On August 22, 2016, the U.S. Court of Appeals for the Ninth Circuit joined the Seventh Circuit in finding that an employer violates the National Labor Relations Act (“NLRA”) by requiring employees to sign an agreement including a class arbitration waiver.

In Morris v. Ernst & Young, plaintiffs were required to sign “concerted action waivers” as a condition of their employment.  The “concerted action waiver” required employees to (1) pursue legal claims against Ernst & Young exclusively through arbitration and (2) arbitrate only as individuals and in “separate proceedings.”
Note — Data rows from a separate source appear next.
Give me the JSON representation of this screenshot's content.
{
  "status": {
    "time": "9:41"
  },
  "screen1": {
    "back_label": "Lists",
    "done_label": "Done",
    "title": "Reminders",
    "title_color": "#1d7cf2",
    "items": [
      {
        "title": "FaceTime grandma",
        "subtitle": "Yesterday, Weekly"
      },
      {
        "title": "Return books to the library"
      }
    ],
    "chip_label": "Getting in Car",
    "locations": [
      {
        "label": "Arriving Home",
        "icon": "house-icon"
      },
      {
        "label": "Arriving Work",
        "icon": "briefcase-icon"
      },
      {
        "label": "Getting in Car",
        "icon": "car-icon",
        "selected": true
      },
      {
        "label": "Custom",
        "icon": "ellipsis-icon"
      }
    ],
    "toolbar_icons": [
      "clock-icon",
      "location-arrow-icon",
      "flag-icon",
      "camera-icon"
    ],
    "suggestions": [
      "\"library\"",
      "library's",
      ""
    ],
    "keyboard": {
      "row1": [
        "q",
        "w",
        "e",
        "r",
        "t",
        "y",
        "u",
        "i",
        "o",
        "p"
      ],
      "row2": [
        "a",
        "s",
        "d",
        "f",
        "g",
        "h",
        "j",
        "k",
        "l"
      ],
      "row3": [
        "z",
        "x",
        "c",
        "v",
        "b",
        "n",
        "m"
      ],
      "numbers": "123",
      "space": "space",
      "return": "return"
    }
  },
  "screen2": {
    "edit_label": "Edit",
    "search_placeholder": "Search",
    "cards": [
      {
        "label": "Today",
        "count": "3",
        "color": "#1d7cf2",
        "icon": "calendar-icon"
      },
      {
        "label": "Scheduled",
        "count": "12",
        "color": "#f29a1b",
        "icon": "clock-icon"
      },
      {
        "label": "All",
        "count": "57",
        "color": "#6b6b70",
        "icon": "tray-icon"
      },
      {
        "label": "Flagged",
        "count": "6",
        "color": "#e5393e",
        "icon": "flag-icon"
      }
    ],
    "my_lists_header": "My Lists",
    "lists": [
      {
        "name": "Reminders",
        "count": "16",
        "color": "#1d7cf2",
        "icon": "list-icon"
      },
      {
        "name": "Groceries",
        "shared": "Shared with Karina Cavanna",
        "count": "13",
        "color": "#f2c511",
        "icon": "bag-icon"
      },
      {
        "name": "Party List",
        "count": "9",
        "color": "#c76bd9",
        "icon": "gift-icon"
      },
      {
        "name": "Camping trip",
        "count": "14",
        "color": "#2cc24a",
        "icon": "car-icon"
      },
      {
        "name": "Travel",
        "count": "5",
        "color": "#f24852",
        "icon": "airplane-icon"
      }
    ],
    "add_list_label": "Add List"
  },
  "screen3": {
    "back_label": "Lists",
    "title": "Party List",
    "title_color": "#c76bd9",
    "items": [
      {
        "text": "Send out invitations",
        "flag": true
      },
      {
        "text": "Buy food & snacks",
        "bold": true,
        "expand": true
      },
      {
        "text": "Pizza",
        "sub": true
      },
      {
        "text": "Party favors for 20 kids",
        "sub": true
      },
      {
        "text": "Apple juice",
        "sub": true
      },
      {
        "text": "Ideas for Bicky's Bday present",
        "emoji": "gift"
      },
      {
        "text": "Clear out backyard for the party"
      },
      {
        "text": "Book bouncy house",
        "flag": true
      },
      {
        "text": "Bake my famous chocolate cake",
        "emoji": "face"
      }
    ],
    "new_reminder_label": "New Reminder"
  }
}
Plaintiffs argued that the “separate proceedings” clause contravened three federal statutes: The NLRA, the Norris LaGuardia Act, and the Fair Labor Standards Act. Plaintiffs relied in particular on a determination by the National Labor Relations Board (“NLRB”) in D.R. Horton that concerted action waivers violate the NLRA.

Reviewing the NLRB’s interpretation of the NLRA under a Chevron standard, the court found that the intent of Congress was clear from the statute and consistent with the NLRB’s interpretation.  Section 7 of the NLRA provides that “Employees shall have the right to self-organization, to form, join or assist labor organization, to bargain collectively through representatives of their own choosing, and to engage in other concerted activities for the purpose of collective bargaining or other mutual aid or protection.” Section 8 enforces the rights enumerated in § 7 by making it an unfair labor practice for an employer to interfere with, retrain or coerce employees in the exercise of rights guaranteed in § 7.

The court found that the NLRB’s interpretation of § 7 and § 8 was correct, and applying the sections to the terms of the contract made the concerted action waiver unenforceable. Furthermore, the court found that the Federal Arbitration Act (“FAA”) did not dictate a contrary result.  The court characterized the right to pursue legal claims together under § 7 as substantive, so the FAA would not mandate the enforcement of a contract that alleges the waiver  The court also found that the savings clause in the FAA prevented the need for a conflict between the NLRA and the FAA.  In sum, when an arbitration contract professes to waive a substantive federal right, the savings clause of the FAA prevents enforcement of that waiver.

With this decision, the Ninth Circuit joins the Seventh Circuit on the unenforceability of class action waivers in employment agreements.  In contrast, the Second, Fifth, and Eighth Circuits have concluded that the NLRA does not invalidate collective action waivers in arbitration agreements.